General information
- Architectural style: Fortress
- Location: Zvezdel, Bulgaria
- Coordinates: 41°28′58″N 25°30′0.12″E﻿ / ﻿41.48278°N 25.5000333°E
- Construction started: 11th century

= Asara Fortress =

Medieval stronghold

The Asara Fortress (крепост Асара) is a medieval stronghold located about a kilometer southwest from the village Zvezdel in Kardzhali Province of southern Bulgaria. This fortress played a crucial role in defending the land of the Eastern Rhodopes.

==Construction and use==
The fortress was built between the 11th and 12th centuries and occupied a strategically advantageous location on a rock sanctuary, which also featured a rock tomb from the mid-13th century BC to the 7th-6th centuries BC. This fortification included two rectangular towers on the western and eastern sides, while a wooden palisade encircled the northern and southern perimeters.

The eastern side was fortified with one of two square towers that guarded the entrance to the fortress. The lower floor of this tower was designed as a water reservoir, with its base coated in hydrophobic pink mortar. Additionally, a 20 cm layer of purified sand was found, indicating a filtration system for the water. The floor was intentionally sloped in one corner to facilitate the drainage of precipitation.

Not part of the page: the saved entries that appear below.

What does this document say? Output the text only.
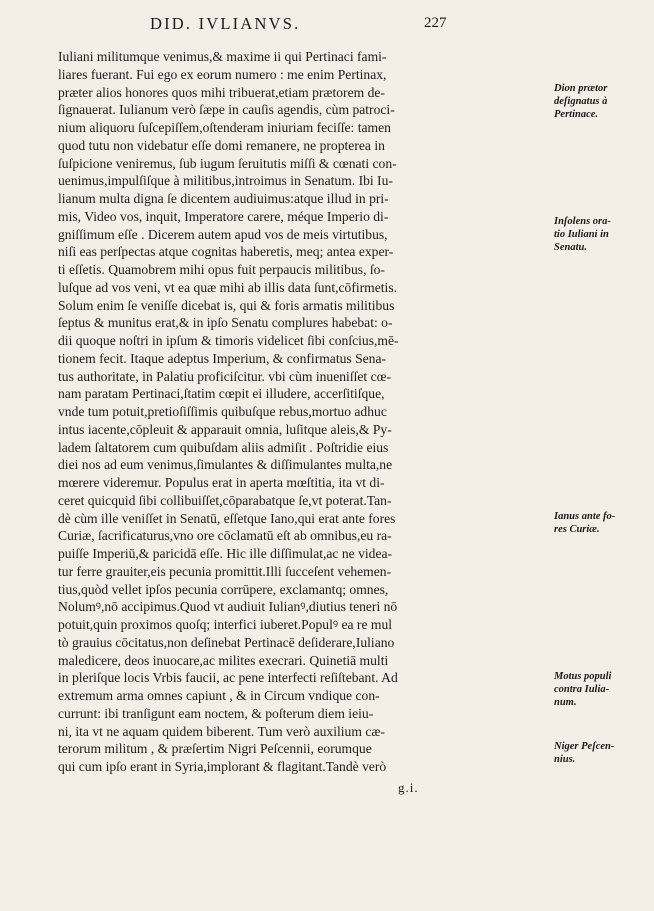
DID. IVLIANVS.	227
Dion prætor
deſignatus à
Pertinace.
Inſolens ora-
tio Iuliani in
Senatu.
Ianus ante fo-
res Curiæ.
Motus populi
contra Iulia-
num.
Niger Peſcen-
nius.
Iuliani militumque venimus,& maxime ii qui Pertinaci fami-
liares fuerant. Fui ego ex eorum numero : me enim Pertinax,
præter alios honores quos mihi tribuerat,etiam prætorem de-
ſignauerat. Iulianum verò ſæpe in cauſis agendis, cùm patroci-
nium aliquoru ſuſcepiſſem,oſtenderam iniuriam feciſſe: tamen
quod tutu non videbatur eſſe domi remanere, ne propterea in
ſuſpicione veniremus, ſub iugum ſeruitutis miſſi & cœnati con-
uenimus,impulſiſque à militibus,introimus in Senatum. Ibi Iu-
lianum multa digna ſe dicentem audiuimus:atque illud in pri-
mis, Video vos, inquit, Imperatore carere, méque Imperio di-
gniſſimum eſſe . Dicerem autem apud vos de meis virtutibus,
niſi eas perſpectas atque cognitas haberetis, meq; antea exper-
ti eſſetis. Quamobrem mihi opus fuit perpaucis militibus, ſo-
luſque ad vos veni, vt ea quæ mihi ab illis data ſunt,cōfirmetis.
Solum enim ſe veniſſe dicebat is, qui & foris armatis militibus
ſeptus & munitus erat,& in ipſo Senatu complures habebat: o-
dii quoque noſtri in ipſum & timoris videlicet ſibi conſcius,mē-
tionem fecit. Itaque adeptus Imperium, & confirmatus Sena-
tus authoritate, in Palatiu proficiſcitur. vbi cùm inueniſſet cœ-
nam paratam Pertinaci,ſtatim cœpit ei illudere, accerſitiſque,
vnde tum potuit,pretioſiſſimis quibuſque rebus,mortuo adhuc
intus iacente,cōpleuit & apparauit omnia, luſitque aleis,& Py-
ladem ſaltatorem cum quibuſdam aliis admiſit . Poſtridie eius
diei nos ad eum venimus,ſimulantes & diſſimulantes multa,ne
mœrere videremur. Populus erat in aperta mœſtitia, ita vt di-
ceret quicquid ſibi collibuiſſet,cōparabatque ſe,vt poterat.Tan-
dè cùm ille veniſſet in Senatū, eſſetque Iano,qui erat ante fores
Curiæ, ſacrificaturus,vno ore cōclamatū eſt ab omnibus,eu ra-
puiſſe Imperiū,& paricidā eſſe. Hic ille diſſimulat,ac ne videa-
tur ferre grauiter,eis pecunia promittit.Illi ſucceſent vehemen-
tius,quòd vellet ipſos pecunia corrūpere, exclamantq; omnes,
Nolumꝰ,nō accipimus.Quod vt audiuit Iulianꝰ,diutius teneri nō
potuit,quin proximos quoſq; interfici iuberet.Populꝰ ea re mul
tò grauius cōcitatus,non deſinebat Pertinacē deſiderare,Iuliano
maledicere, deos inuocare,ac milites execrari. Quinetiā multi
in pleriſque locis Vrbis faucii, ac pene interfecti reſiſtebant. Ad
extremum arma omnes capiunt , & in Circum vndique con-
currunt: ibi tranſigunt eam noctem, & poſterum diem ieiu-
ni, ita vt ne aquam quidem biberent. Tum verò auxilium cæ-
terorum militum , & præſertim Nigri Peſcennii, eorumque
qui cum ipſo erant in Syria,implorant & flagitant.Tandè verò
g.i.
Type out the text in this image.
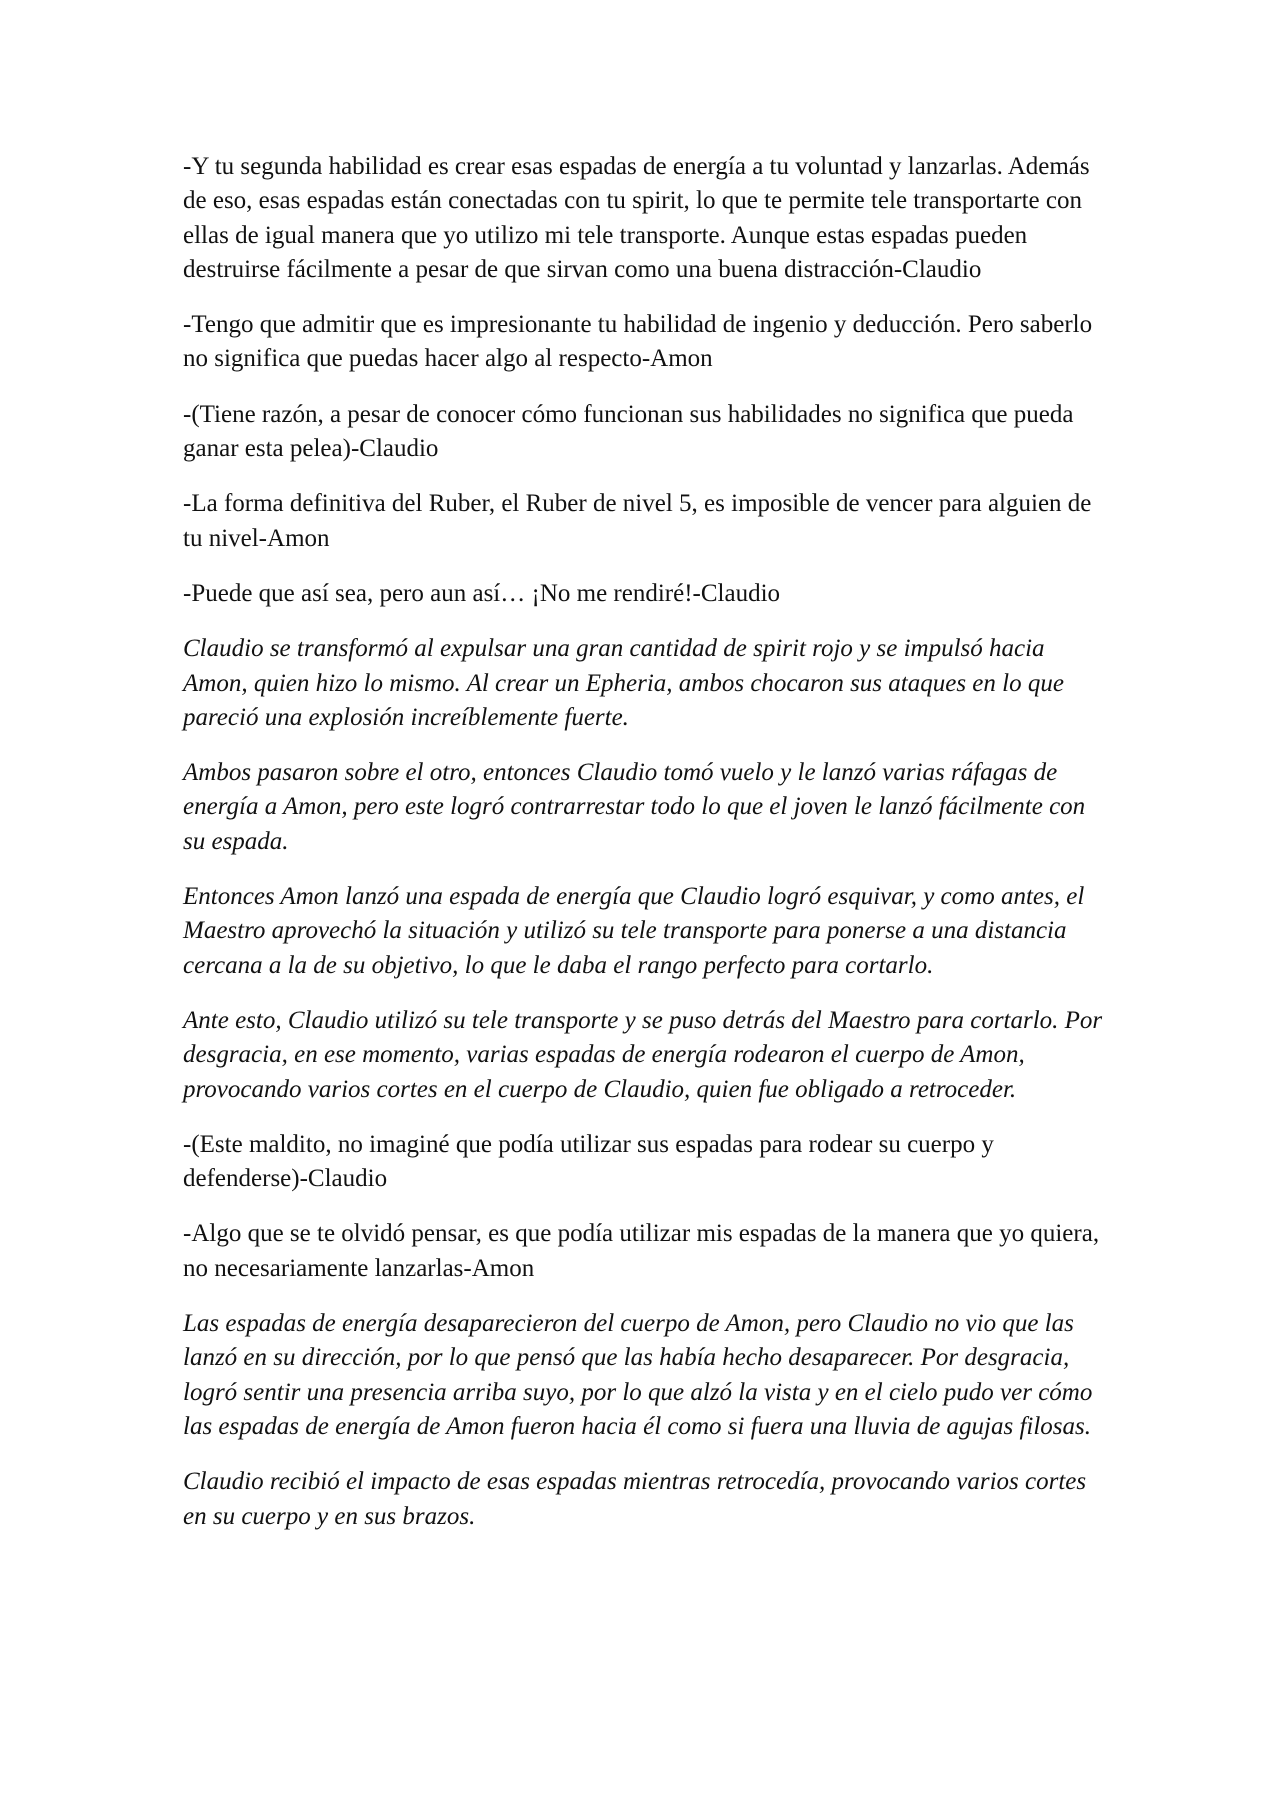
-Y tu segunda habilidad es crear esas espadas de energía a tu voluntad y lanzarlas. Además de eso, esas espadas están conectadas con tu spirit, lo que te permite tele transportarte con ellas de igual manera que yo utilizo mi tele transporte. Aunque estas espadas pueden destruirse fácilmente a pesar de que sirvan como una buena distracción-Claudio

-Tengo que admitir que es impresionante tu habilidad de ingenio y deducción. Pero saberlo no significa que puedas hacer algo al respecto-Amon

-(Tiene razón, a pesar de conocer cómo funcionan sus habilidades no significa que pueda ganar esta pelea)-Claudio

-La forma definitiva del Ruber, el Ruber de nivel 5, es imposible de vencer para alguien de tu nivel-Amon

-Puede que así sea, pero aun así… ¡No me rendiré!-Claudio

Claudio se transformó al expulsar una gran cantidad de spirit rojo y se impulsó hacia Amon, quien hizo lo mismo. Al crear un Epheria, ambos chocaron sus ataques en lo que pareció una explosión increíblemente fuerte.

Ambos pasaron sobre el otro, entonces Claudio tomó vuelo y le lanzó varias ráfagas de energía a Amon, pero este logró contrarrestar todo lo que el joven le lanzó fácilmente con su espada.

Entonces Amon lanzó una espada de energía que Claudio logró esquivar, y como antes, el Maestro aprovechó la situación y utilizó su tele transporte para ponerse a una distancia cercana a la de su objetivo, lo que le daba el rango perfecto para cortarlo.

Ante esto, Claudio utilizó su tele transporte y se puso detrás del Maestro para cortarlo. Por desgracia, en ese momento, varias espadas de energía rodearon el cuerpo de Amon, provocando varios cortes en el cuerpo de Claudio, quien fue obligado a retroceder.

-(Este maldito, no imaginé que podía utilizar sus espadas para rodear su cuerpo y defenderse)-Claudio

-Algo que se te olvidó pensar, es que podía utilizar mis espadas de la manera que yo quiera, no necesariamente lanzarlas-Amon

Las espadas de energía desaparecieron del cuerpo de Amon, pero Claudio no vio que las lanzó en su dirección, por lo que pensó que las había hecho desaparecer. Por desgracia, logró sentir una presencia arriba suyo, por lo que alzó la vista y en el cielo pudo ver cómo las espadas de energía de Amon fueron hacia él como si fuera una lluvia de agujas filosas.

Claudio recibió el impacto de esas espadas mientras retrocedía, provocando varios cortes en su cuerpo y en sus brazos.
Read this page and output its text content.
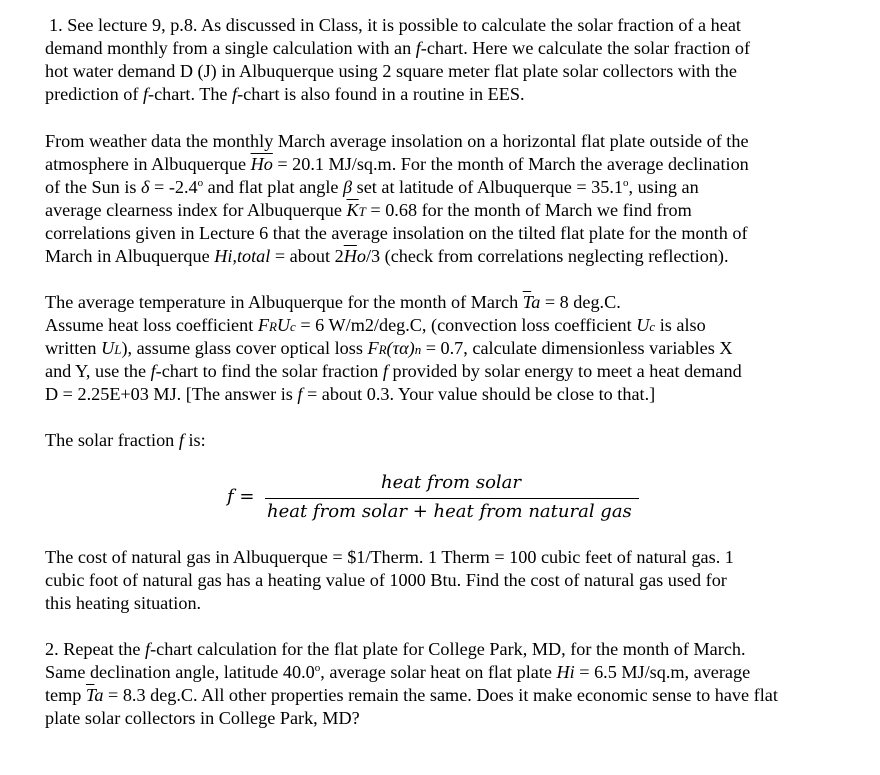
1. See lecture 9, p.8. As discussed in Class, it is possible to calculate the solar fraction of a heat
demand monthly from a single calculation with an f-chart. Here we calculate the solar fraction of
hot water demand D (J) in Albuquerque using 2 square meter flat plate solar collectors with the
prediction of f-chart. The f-chart is also found in a routine in EES.
From weather data the monthly March average insolation on a horizontal flat plate outside of the
atmosphere in Albuquerque $\overline{Ho} = 20.1$ MJ/sq.m. For the month of March the average declination
of the Sun is $\delta = -2.4^o$ and flat plat angle β set at latitude of Albuquerque = $35.1^o$, using an
average clearness index for Albuquerque $\overline{K}T = 0.68$ for the month of March we find from
correlations given in Lecture 6 that the average insolation on the tilted flat plate for the month of
March in Albuquerque Hi,total = about $2\overline{H}o/3$ (check from correlations neglecting reflection).
The average temperature in Albuquerque for the month of March $\overline{T}a = 8$ deg.C.
Assume heat loss coefficient FRUc = 6 W/m2/deg.C, (convection loss coefficient Uc is also
written UL), assume glass cover optical loss FR(τα)n = 0.7, calculate dimensionless variables X
and Y, use the f-chart to find the solar fraction f provided by solar energy to meet a heat demand
D = 2.25E+03 MJ. [The answer is f = about 0.3. Your value should be close to that.]
The solar fraction f is:
f =
heat from solar
heat from solar + heat from natural gas
The cost of natural gas in Albuquerque = $1/Therm. 1 Therm = 100 cubic feet of natural gas. 1
cubic foot of natural gas has a heating value of 1000 Btu. Find the cost of natural gas used for
this heating situation.
2. Repeat the f-chart calculation for the flat plate for College Park, MD, for the month of March.
Same declination angle, latitude 40.0$^o$, average solar heat on flat plate Hi = 6.5 MJ/sq.m, average
temp $\overline{T}a = 8.3$ deg.C. All other properties remain the same. Does it make economic sense to have flat
plate solar collectors in College Park, MD?
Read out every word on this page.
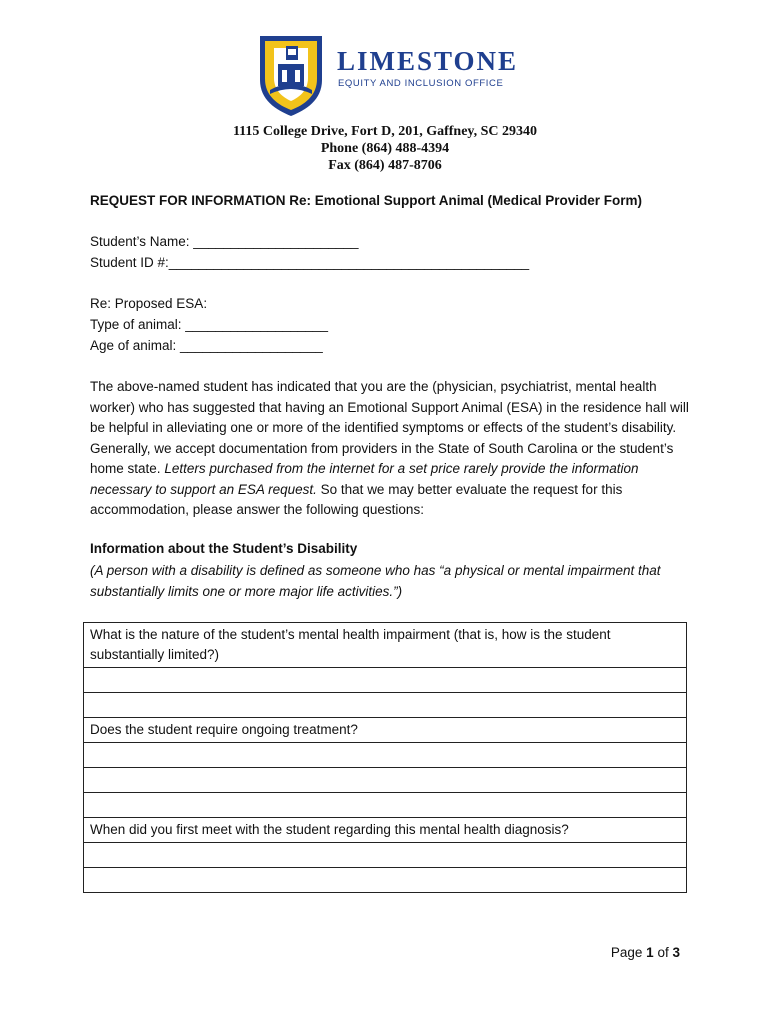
LIMESTONE
EQUITY AND INCLUSION OFFICE
1115 College Drive, Fort D, 201, Gaffney, SC 29340
Phone (864) 488-4394
Fax (864) 487-8706
REQUEST FOR INFORMATION Re: Emotional Support Animal (Medical Provider Form)
Student’s Name: ______________________
Student ID #:________________________________________________
Re: Proposed ESA:
Type of animal: ___________________
Age of animal: ___________________
The above-named student has indicated that you are the (physician, psychiatrist, mental health worker) who has suggested that having an Emotional Support Animal (ESA) in the residence hall will be helpful in alleviating one or more of the identified symptoms or effects of the student’s disability. Generally, we accept documentation from providers in the State of South Carolina or the student’s home state. Letters purchased from the internet for a set price rarely provide the information necessary to support an ESA request. So that we may better evaluate the request for this accommodation, please answer the following questions:
Information about the Student’s Disability
(A person with a disability is defined as someone who has “a physical or mental impairment that substantially limits one or more major life activities.”)
What is the nature of the student’s mental health impairment (that is, how is the student substantially limited?)

Does the student require ongoing treatment?

When did you first meet with the student regarding this mental health diagnosis?

Page 1 of 3
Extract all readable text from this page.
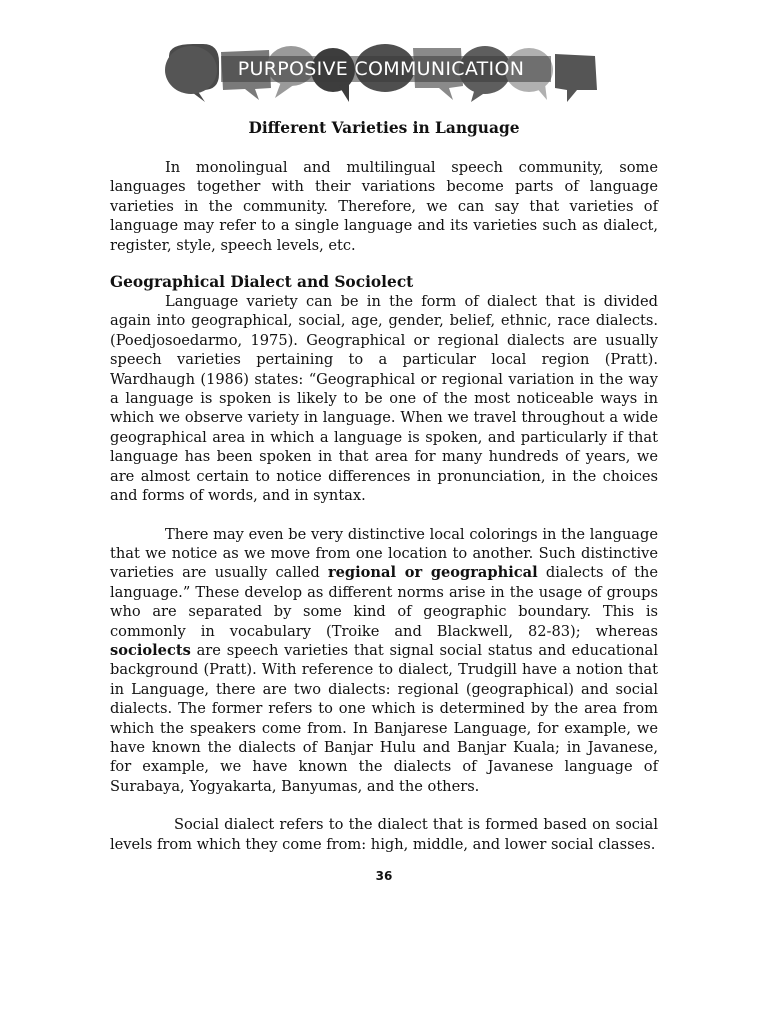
PURPOSIVE COMMUNICATION
Different Varieties in Language

In monolingual and multilingual speech community, some languages together with their variations become parts of language varieties in the community. Therefore, we can say that varieties of language may refer to a single language and its varieties such as dialect, register, style, speech levels, etc.

Geographical Dialect and Sociolect

Language variety can be in the form of dialect that is divided again into geographical, social, age, gender, belief, ethnic, race dialects. (Poedjosoedarmo, 1975). Geographical or regional dialects are usually speech varieties pertaining to a particular local region (Pratt). Wardhaugh (1986) states: “Geographical or regional variation in the way a language is spoken is likely to be one of the most noticeable ways in which we observe variety in language. When we travel throughout a wide geographical area in which a language is spoken, and particularly if that language has been spoken in that area for many hundreds of years, we are almost certain to notice differences in pronunciation, in the choices and forms of words, and in syntax.

There may even be very distinctive local colorings in the language that we notice as we move from one location to another. Such distinctive varieties are usually called regional or geographical dialects of the language.” These develop as different norms arise in the usage of groups who are separated by some kind of geographic boundary. This is commonly in vocabulary (Troike and Blackwell, 82-83); whereas sociolects are speech varieties that signal social status and educational background (Pratt). With reference to dialect, Trudgill have a notion that in Language, there are two dialects: regional (geographical) and social dialects. The former refers to one which is determined by the area from which the speakers come from. In Banjarese Language, for example, we have known the dialects of Banjar Hulu and Banjar Kuala; in Javanese, for example, we have known the dialects of Javanese language of Surabaya, Yogyakarta, Banyumas, and the others.

Social dialect refers to the dialect that is formed based on social levels from which they come from: high, middle, and lower social classes.

36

In contrast to more common fortifications in the region, the majority of the fortress walls were constructed from wood, a notable rarity in Bulgaria, and particularly at the time the fortress was constructed. The two towers were linked by a rock passageway. Within one of the towers, a chapel was discovered, along with remnants of murals. The fortress was primarily tasked with overseeing and protecting the Zvezdel Mine, which at the time extracted gold and silver. Among the significant archaeological finds were an icon embellished with gold leaf and various bone medallions, some of which are now exhibited at the Regional History Museum in Kardzhali.

The fortress is believed to have fallen during the Bulgarian-Byzantine wars of 1205–1207. Its commanding position, exceptional visibility, and natural defenses made it a crucial asset for Byzantine control over the Eastern Rhodopes.